Using gettext on a web based solution over and over proved to be quite like opening the proverbial can of worms.
I'd suggest Gettext.
It's cross-platform, open-source, widely used and available for php: PHP Gettext
I have built multilingual CMS. All content was stored in a database, with main tables for common (not language specific values) and separate tables for the language specific content.
For instance, let us imagine storing products - we have a 'products' table (contains unique_id, date created, image urls etc etc) and a 'product_local' table (contains any language specific fields).
Using this method it is very easy to maintain content.
I have no experience on gettext so no comment on that topic, but I have built a few multi-lingual sites using the following methods:
METHOD 1
I wouldn't say my format is the best, just that it's effective. I've also used array. Depending on where the content is stored.
For example, I'll have an associative array of text with the indexes identifying which text:
$text['english']['welcome'] = "Welcome to my site. blah blah blah";
$text['english']['login'] = "Please enter your username and password to login";
And maybe set your language with a constant or config variable.
METHOD 2
I've built two sites with identical structures and back-ends but each one used a different database and were maintained separately: data_french, data_english.
You may find this article on the topic an interesting read:
http://cubicspot.blogspot.com/2011/12/cross-platform-multilingual-support-in.html
The author advocates a "lazy programmer" strategy - do it only if you need multilingual stuff - and seems to recommend the PHP array approach with IANA language codes. The article is kind of vague though.
Check this forum. I think you'd probably need a different approach if you have somebody helps you with translation.
Most efficient approach for multilingual PHP website
I have been looking at a few options for enabling localization and internationalization of a dynamic php application. There appears to be a variety of tools available such as gettext and Yahoo's R3 and I am interested in hearing from both developers and translators about which tools are good to use and what functionality is important in easing the task of implementation and translation.
PHP gettext implementation works very smoothly. And po files with po edit and gettext are about as good a way as you can get to deal with localization bearing in mind that no solution of this kind can completely handle the complexities of the various languages. For example, the gettext method is very good on plural forms, but nothing I've seen can handle things like conjugation.
For more info see my post here: How do you build a multi-language web site?
We've been tinkering withZend_Translate, since we use the Zend Framework anyway. It's very well documented and so far extremly solid.

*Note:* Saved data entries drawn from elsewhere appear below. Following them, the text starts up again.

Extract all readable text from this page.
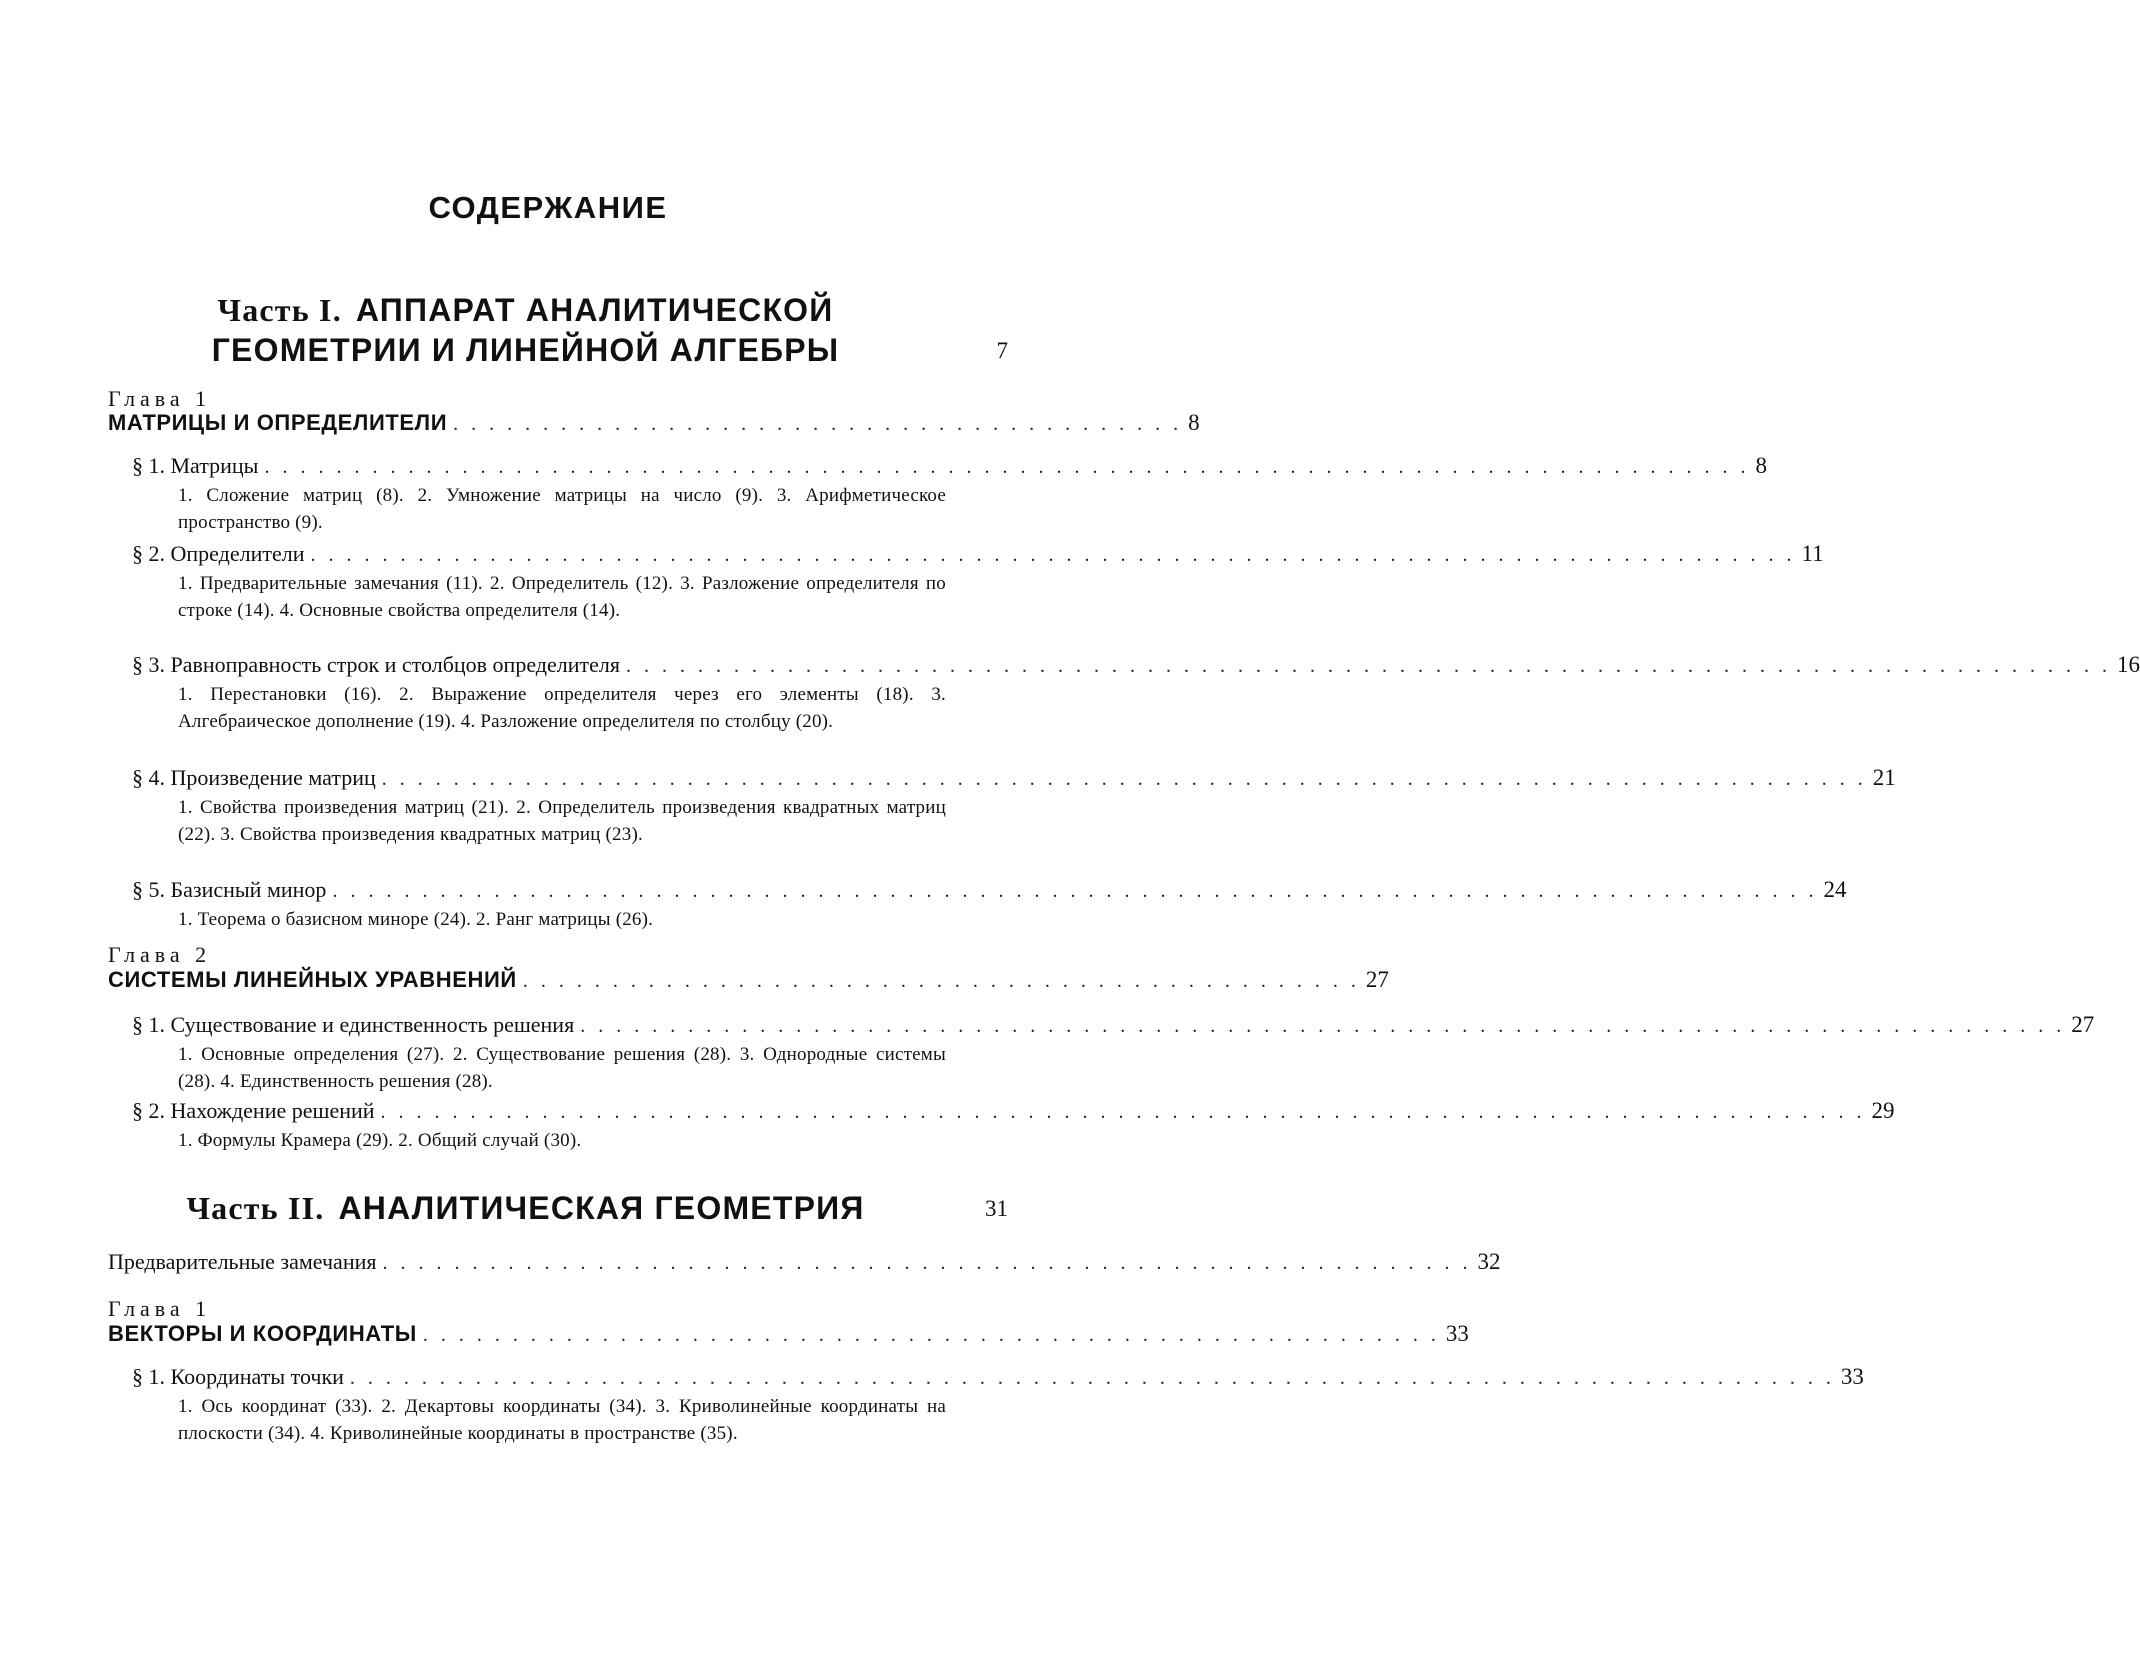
СОДЕРЖАНИЕ
Часть I. АППАРАТ АНАЛИТИЧЕСКОЙ
ГЕОМЕТРИИ И ЛИНЕЙНОЙ АЛГЕБРЫ	7
Глава 1
МАТРИЦЫ И ОПРЕДЕЛИТЕЛИ . . . . . . . . . . . . . . . . . . . . . . . . . . . . . . . . . . . . . . . . . 8
§ 1. Матрицы . . . . . . . . . . . . . . . . . . . . . . . . . . . . . . . . . . . . . . . . . . . . . . . . . . . . . . . . . . . . . . . . . . . . . . . . . . . . . . . . . . . 8
1. Сложение матриц (8). 2. Умножение матрицы на число (9). 3. Арифметическое пространство (9).
§ 2. Определители . . . . . . . . . . . . . . . . . . . . . . . . . . . . . . . . . . . . . . . . . . . . . . . . . . . . . . . . . . . . . . . . . . . . . . . . . . . . . . . . . . . 11
1. Предварительные замечания (11). 2. Определитель (12). 3. Разложение определителя по строке (14). 4. Основные свойства определителя (14).
§ 3. Равноправность строк и столбцов определителя . . . . . . . . . . . . . . . . . . . . . . . . . . . . . . . . . . . . . . . . . . . . . . . . . . . . . . . . . . . . . . . . . . . . . . . . . . . . . . . . . . . 16
1. Перестановки (16). 2. Выражение определителя через его элементы (18). 3. Алгебраическое дополнение (19). 4. Разложение определителя по столбцу (20).
§ 4. Произведение матриц . . . . . . . . . . . . . . . . . . . . . . . . . . . . . . . . . . . . . . . . . . . . . . . . . . . . . . . . . . . . . . . . . . . . . . . . . . . . . . . . . . . 21
1. Свойства произведения матриц (21). 2. Определитель произведения квадратных матриц (22). 3. Свойства произведения квадратных матриц (23).
§ 5. Базисный минор . . . . . . . . . . . . . . . . . . . . . . . . . . . . . . . . . . . . . . . . . . . . . . . . . . . . . . . . . . . . . . . . . . . . . . . . . . . . . . . . . . . 24
1. Теорема о базисном миноре (24). 2. Ранг матрицы (26).
Глава 2
СИСТЕМЫ ЛИНЕЙНЫХ УРАВНЕНИЙ . . . . . . . . . . . . . . . . . . . . . . . . . . . . . . . . . . . . . . . . . . . . . . . 27
§ 1. Существование и единственность решения . . . . . . . . . . . . . . . . . . . . . . . . . . . . . . . . . . . . . . . . . . . . . . . . . . . . . . . . . . . . . . . . . . . . . . . . . . . . . . . . . . . 27
1. Основные определения (27). 2. Существование решения (28). 3. Однородные системы (28). 4. Единственность решения (28).
§ 2. Нахождение решений . . . . . . . . . . . . . . . . . . . . . . . . . . . . . . . . . . . . . . . . . . . . . . . . . . . . . . . . . . . . . . . . . . . . . . . . . . . . . . . . . . . 29
1. Формулы Крамера (29). 2. Общий случай (30).
Часть II. АНАЛИТИЧЕСКАЯ ГЕОМЕТРИЯ	31
Предварительные замечания . . . . . . . . . . . . . . . . . . . . . . . . . . . . . . . . . . . . . . . . . . . . . . . . . . . . . . . . . . . . . 32
Глава 1
ВЕКТОРЫ И КООРДИНАТЫ . . . . . . . . . . . . . . . . . . . . . . . . . . . . . . . . . . . . . . . . . . . . . . . . . . . . . . . . . 33
§ 1. Координаты точки . . . . . . . . . . . . . . . . . . . . . . . . . . . . . . . . . . . . . . . . . . . . . . . . . . . . . . . . . . . . . . . . . . . . . . . . . . . . . . . . . . . 33
1. Ось координат (33). 2. Декартовы координаты (34). 3. Криволинейные координаты на плоскости (34). 4. Криволинейные координаты в пространстве (35).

In the past, I've pretty much used my own home-grown solution mostly. Which involves language files with constants or variables which hold all text parts and are just echo'ed in the view/template later on.
As for gettext, in the past I've heard references about PHP's gettext implementation being faulty, but I can't really back that up nor do I have any references right now.
There are a number of useful extensions in pecl:
http://pecl.php.net/packages.php?catpid=28&catname=Internationalization
In particular, you may want to check out php-intl, which provides most of the key i18n functions from International Components for Unicode (ICU)
the database driven solution to show the messages is not always the good one, I worked in a site with more than 15 languages and translations were an issue.
so our design was:
translation app in php-mysql (translation access, etc.)
then translations are written in php arrrays
these arrays are also cached in APC to speed up the site.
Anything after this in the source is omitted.